18.12.12

VOZES DO ALENTEJO EM TORRES VEDRAS


Maria de Lurdes Santos foi professora de Literatura Portuguesa e de Latim durante mais de trinta anos numa Escola Secundária de Torres Vedras.



Acaba de publicar um livro muito interessante que chegou até nós no passado Sábado, em sessão pública: VOZES DO ALENTEJO, edição da autora.

Neste livro propõe uma visita guiada à produção poética de autores populares do Alentejo, muitos deles analfabetos, cruzando os seus poemas com os de autores ditos eruditos ( letrados, reconhecidos como tal), verificando que as temáticas são frequentemente comuns e a forma usada pelos poetas populares não desmerece em nada da dos outros mais cultos.

Lurdes Santos analisa essas formas e destaca o domínio técnico destes autores populares que têm como base de registo unicamente a memória, chamando a atenção para o ritmo, as rimas e a fidelidade aos padrões clássicos da versificação, em linhas de continuidade que remontam à época medieval.

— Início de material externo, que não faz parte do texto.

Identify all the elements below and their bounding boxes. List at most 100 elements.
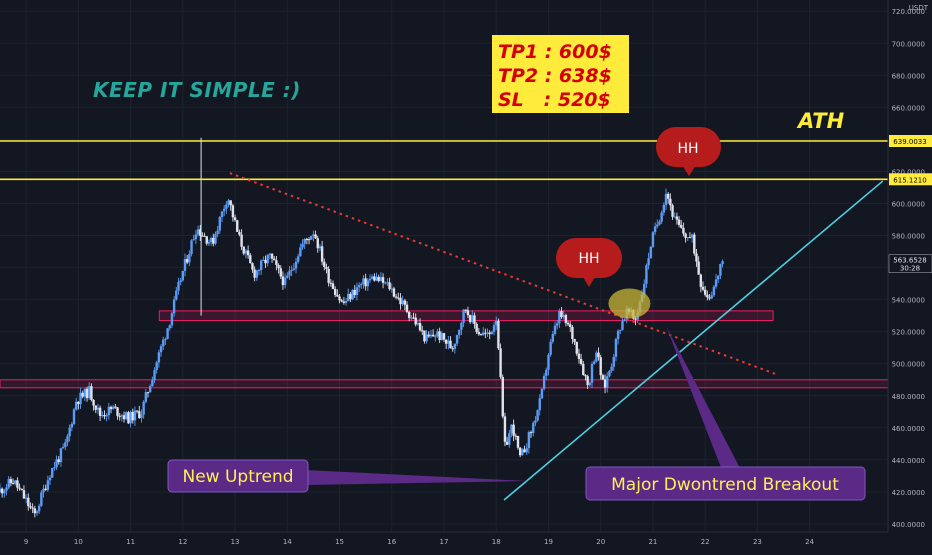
candle-body: [33, 508, 37, 514]
price-tick-label: 420.0000: [892, 489, 925, 497]
target-2: TP2 : 638$: [498, 65, 612, 87]
candle-body: [107, 406, 111, 416]
hh-label-left: HH: [578, 251, 599, 267]
target-1: TP1 : 600$: [498, 41, 612, 63]
price-tick-label: 660.0000: [892, 104, 925, 112]
candle-body: [40, 492, 43, 506]
candle-body: [551, 334, 555, 342]
breakout-box: [585, 466, 866, 501]
candle-body: [253, 269, 256, 278]
candle-body: [499, 348, 502, 378]
support-zone-lower: [0, 379, 889, 389]
candle-body: [701, 286, 705, 290]
candle-body: [266, 254, 269, 264]
breakout-callout: Major Dwontrend Breakout: [585, 326, 866, 501]
candle-body: [81, 392, 84, 397]
candle-body: [542, 375, 546, 389]
candle-body: [333, 288, 337, 295]
candle-body: [582, 364, 585, 376]
candle-body: [96, 407, 100, 410]
candle-body: [312, 234, 315, 236]
candle-body: [209, 237, 213, 242]
candle-body: [538, 398, 541, 411]
candle-body: [70, 423, 74, 428]
candle-body: [649, 246, 652, 259]
candle-body: [490, 331, 494, 335]
candle-body: [669, 198, 672, 206]
candle-body: [466, 310, 470, 316]
breakout-circle: [608, 288, 651, 319]
candle-body: [510, 424, 513, 434]
new-uptrend-callout: New Uptrend: [167, 459, 528, 493]
candle-body: [658, 221, 661, 225]
time-tick-label: 10: [74, 538, 83, 546]
candle-body: [375, 276, 378, 281]
candle-body: [677, 219, 681, 225]
candle-body: [481, 332, 485, 336]
time-tick-label: 21: [648, 538, 657, 546]
candle-body: [177, 282, 180, 291]
candle-body: [129, 411, 132, 424]
candle-body: [231, 205, 235, 218]
candle-body: [680, 224, 683, 228]
level-price-tag-1: [889, 173, 932, 186]
candle-body: [368, 278, 372, 281]
candle-body: [249, 255, 252, 264]
breakout-text: Major Dwontrend Breakout: [611, 475, 839, 495]
candle-body: [662, 204, 666, 213]
candle-body: [7, 479, 10, 488]
candle-body: [37, 505, 41, 512]
candle-body: [575, 341, 578, 354]
candle-body: [431, 334, 435, 337]
candle-body: [299, 247, 302, 257]
candle-body: [259, 260, 263, 271]
candle-body: [51, 468, 54, 478]
price-axis[interactable]: USDT 720.0000700.0000680.0000660.0000640…: [887, 0, 932, 532]
candle-body: [72, 409, 76, 424]
candle-body: [29, 506, 32, 508]
candle-body: [74, 401, 78, 410]
candle-body: [606, 376, 609, 388]
candle-body: [373, 276, 376, 281]
candle-body: [218, 217, 222, 231]
candle-body: [508, 433, 511, 445]
level-price-tag-0: [889, 135, 932, 148]
headline-text: KEEP IT SIMPLE :): [93, 78, 301, 102]
price-tick-label: 520.0000: [892, 329, 925, 337]
price-tick-label: 620.0000: [892, 168, 925, 176]
candle-body: [690, 234, 694, 238]
time-axis[interactable]: 9 10 11 12 13 14 15 16 17 18 19 20 21 22 23 24: [0, 531, 932, 550]
candle-body: [355, 287, 359, 296]
candle-body: [105, 415, 108, 417]
candle-body: [157, 352, 161, 363]
candle-body: [475, 323, 478, 332]
candle-body: [151, 380, 154, 387]
candle-body: [9, 479, 13, 484]
candle-body: [170, 313, 174, 326]
candle-body: [118, 415, 121, 417]
time-tick-label: 22: [701, 538, 710, 546]
candle-body: [586, 376, 589, 386]
candle-body: [35, 511, 39, 514]
candle-body: [597, 352, 600, 358]
candle-body: [671, 205, 674, 217]
candle-body: [225, 204, 228, 209]
candle-body: [207, 241, 211, 244]
candle-body: [449, 340, 452, 349]
candle-body: [294, 261, 298, 269]
candle-body: [292, 268, 296, 270]
candle-body: [717, 275, 720, 280]
candle-body: [199, 229, 202, 236]
candle-body: [647, 258, 650, 266]
price-tick-label: 480.0000: [892, 393, 925, 401]
level-price-label-0: 639.0033: [893, 138, 926, 146]
candle-body: [521, 449, 524, 456]
candle-body: [577, 353, 581, 359]
candle-body: [603, 379, 607, 388]
candle-body: [410, 317, 413, 319]
candle-body: [525, 448, 528, 453]
time-tick-label: 11: [126, 538, 135, 546]
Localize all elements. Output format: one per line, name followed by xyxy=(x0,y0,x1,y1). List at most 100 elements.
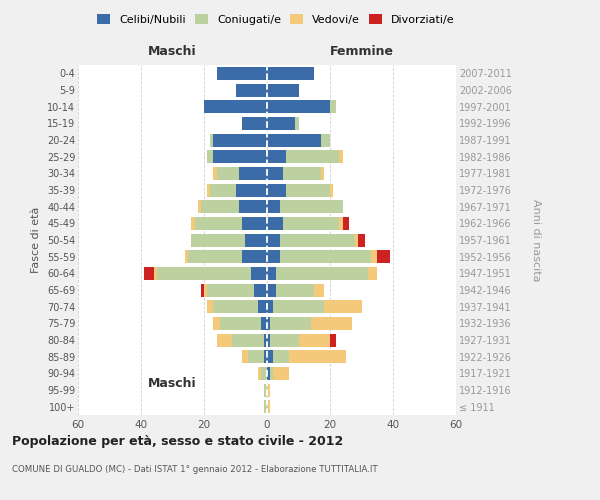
Bar xyxy=(248,350,264,363)
Bar xyxy=(280,250,371,263)
Bar xyxy=(267,317,270,330)
Bar xyxy=(324,300,361,313)
Bar xyxy=(242,250,267,263)
Bar xyxy=(267,100,330,113)
Bar xyxy=(274,350,289,363)
Bar xyxy=(191,217,194,230)
Bar xyxy=(267,284,277,296)
Bar xyxy=(274,367,289,380)
Bar xyxy=(267,267,277,280)
Bar xyxy=(280,234,355,246)
Bar xyxy=(267,150,286,163)
Bar xyxy=(377,250,390,263)
Bar xyxy=(264,334,267,346)
Bar xyxy=(239,200,267,213)
Bar xyxy=(267,184,286,196)
Bar xyxy=(204,100,267,113)
Bar xyxy=(267,234,280,246)
Bar xyxy=(242,350,248,363)
Legend: Celibi/Nubili, Coniugati/e, Vedovi/e, Divorziati/e: Celibi/Nubili, Coniugati/e, Vedovi/e, Di… xyxy=(94,10,458,28)
Bar xyxy=(264,400,267,413)
Bar xyxy=(267,117,295,130)
Bar xyxy=(267,384,270,396)
Bar xyxy=(207,150,214,163)
Bar xyxy=(207,300,214,313)
Bar xyxy=(267,167,283,180)
Bar xyxy=(311,317,352,330)
Bar xyxy=(286,184,330,196)
Text: Maschi: Maschi xyxy=(148,376,197,390)
Bar xyxy=(154,267,157,280)
Bar xyxy=(267,67,314,80)
Bar xyxy=(368,267,377,280)
Y-axis label: Fasce di età: Fasce di età xyxy=(31,207,41,273)
Bar xyxy=(277,267,368,280)
Bar xyxy=(242,217,267,230)
Bar xyxy=(267,84,299,96)
Bar xyxy=(260,367,267,380)
Bar xyxy=(330,184,333,196)
Bar xyxy=(358,234,365,246)
Text: Popolazione per età, sesso e stato civile - 2012: Popolazione per età, sesso e stato civil… xyxy=(12,435,343,448)
Bar xyxy=(214,134,267,146)
Bar xyxy=(217,67,267,80)
Bar xyxy=(267,250,280,263)
Bar xyxy=(286,150,340,163)
Bar xyxy=(214,167,217,180)
Bar xyxy=(343,217,349,230)
Text: Maschi: Maschi xyxy=(148,45,197,58)
Bar xyxy=(207,184,211,196)
Bar xyxy=(299,334,330,346)
Bar xyxy=(355,234,358,246)
Bar xyxy=(267,350,274,363)
Bar xyxy=(277,284,314,296)
Bar xyxy=(214,300,257,313)
Bar xyxy=(267,400,270,413)
Bar xyxy=(239,167,267,180)
Bar xyxy=(267,334,270,346)
Bar xyxy=(214,150,267,163)
Bar xyxy=(217,167,239,180)
Bar xyxy=(254,284,267,296)
Bar xyxy=(320,134,330,146)
Bar xyxy=(257,300,267,313)
Bar xyxy=(320,167,324,180)
Bar xyxy=(270,334,299,346)
Bar xyxy=(232,334,264,346)
Bar xyxy=(289,350,346,363)
Bar xyxy=(267,300,274,313)
Bar xyxy=(260,317,267,330)
Bar xyxy=(283,167,320,180)
Bar xyxy=(264,384,267,396)
Bar xyxy=(245,234,267,246)
Bar xyxy=(274,300,324,313)
Y-axis label: Anni di nascita: Anni di nascita xyxy=(531,198,541,281)
Bar xyxy=(198,200,201,213)
Bar xyxy=(330,100,337,113)
Bar xyxy=(188,250,242,263)
Bar xyxy=(330,334,337,346)
Bar xyxy=(295,117,299,130)
Bar xyxy=(191,234,245,246)
Bar xyxy=(214,317,220,330)
Bar xyxy=(235,84,267,96)
Bar xyxy=(283,217,340,230)
Text: COMUNE DI GUALDO (MC) - Dati ISTAT 1° gennaio 2012 - Elaborazione TUTTITALIA.IT: COMUNE DI GUALDO (MC) - Dati ISTAT 1° ge… xyxy=(12,465,377,474)
Bar xyxy=(270,367,273,380)
Bar xyxy=(340,150,343,163)
Bar xyxy=(242,117,267,130)
Bar xyxy=(257,367,260,380)
Bar xyxy=(185,250,188,263)
Bar xyxy=(235,184,267,196)
Bar xyxy=(251,267,267,280)
Bar xyxy=(264,350,267,363)
Bar xyxy=(201,284,204,296)
Bar xyxy=(267,367,270,380)
Bar xyxy=(280,200,343,213)
Bar xyxy=(217,334,232,346)
Text: Femmine: Femmine xyxy=(329,45,394,58)
Bar xyxy=(144,267,154,280)
Bar xyxy=(207,284,254,296)
Bar xyxy=(204,284,207,296)
Bar xyxy=(201,200,239,213)
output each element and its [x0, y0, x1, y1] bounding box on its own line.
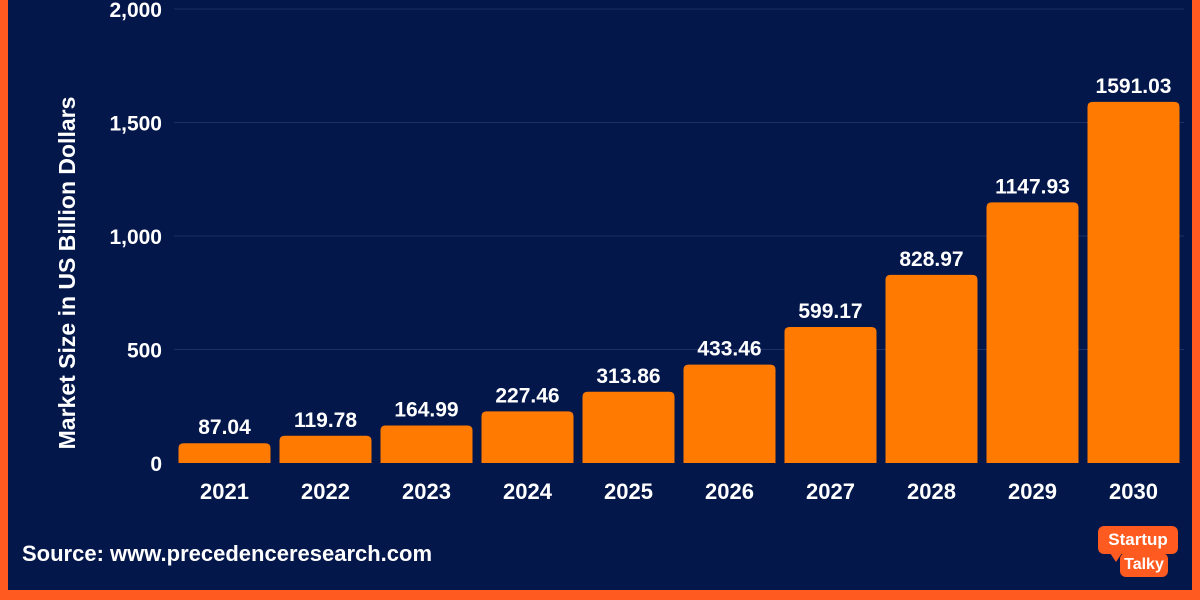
- value-label: 87.04: [198, 416, 251, 439]
- x-axis-ticks: 2021 2022 2023 2024 2025 2026 2027 2028 2029 2030: [200, 479, 1158, 504]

Este é um estudo feito a partir do contacto directo com os poetas populares e com a preocupação de contextualizar as suas produções com a vida quotidiana, articulando-a com o aspecto mais geral do país. Os textos surgem-nos assim em contexto social e político, o que lhes dá uma dimensão que ultrapassa as fronteiras do Alentejo. 
Veja-se esta sextilha de um dos grandes poetas populares alentejanos, Manuel José Santinhos:

O fadinho trabalhista
Cantado por um fadista
Aldeão ou camponês
Ao transmitir a poesia
Vem fornecer ousadia
Ao povo português

Ressalta também dos muitos versos transcritos pela autora o cunho ingénuo mas genuíno destes escritos. Neles se reflecte o reconhecimento do autor de que sabe que está a fazer algo que é muito especial (versos!) e, não raro, a sua surpresa por superar as suas limitações

Saboreemos estas décimas, a partir da quadra que serve de mote:

Mote

"Cada parvo com sua mania"
Lá diz o velho ditado
A minha é fazer poesia
Que espero ser do vosso agrado

Um dia estando a pensar
Na minha mente se fez luz
E para o papel transpus
As palavras a rimar;
Comecei assim a analisar
Tudo aquilo que eu sentia;
Com grande gosto o fazia;
Inda hoje isso me alegra
Pois eu cá não fujo à regra
"Cada parvo com sua mania".

É de noite principalmente
Que me dão estas parvidades
Umas mentiras, outras verdades
Vêm à minha ideia de repente;
Aparecem naturalmente
Sem muito me ter esforçado;
Acho isto muito engraçado;
"Quem não pode como quer
Que faça como puder"
Lá diz o velho ditado.


Eu gosto muito de ler;
A leitura me alimenta
Porque minha alma sedenta
Precisa de se rejuvenescer;
Mas há quem mais goste de saber
Se ganhou na lotaria
Corta de noite e de dia
Na casaca até mais não;
Têm a mania da perfeição
A minha é fazer poesia.

Eu já não tenho é a alegria
De quando era moça nova
Mas às vezes ainda renova
Um pouco dessa magia;
Talvez seja da euforia
De ter este gosto apanhado;
A poesia é um trinado
Mas melhor eu não sei fazer
Esta quadra estou a escrever
Que espero ser do vosso agrado.

Beatriz G. C. Nunes in: Cancioneiro Popular Terras de Santiago


Um agradecimento muito especial à nossa colega Mª Lurdes Santos por esta prendinha de Natal.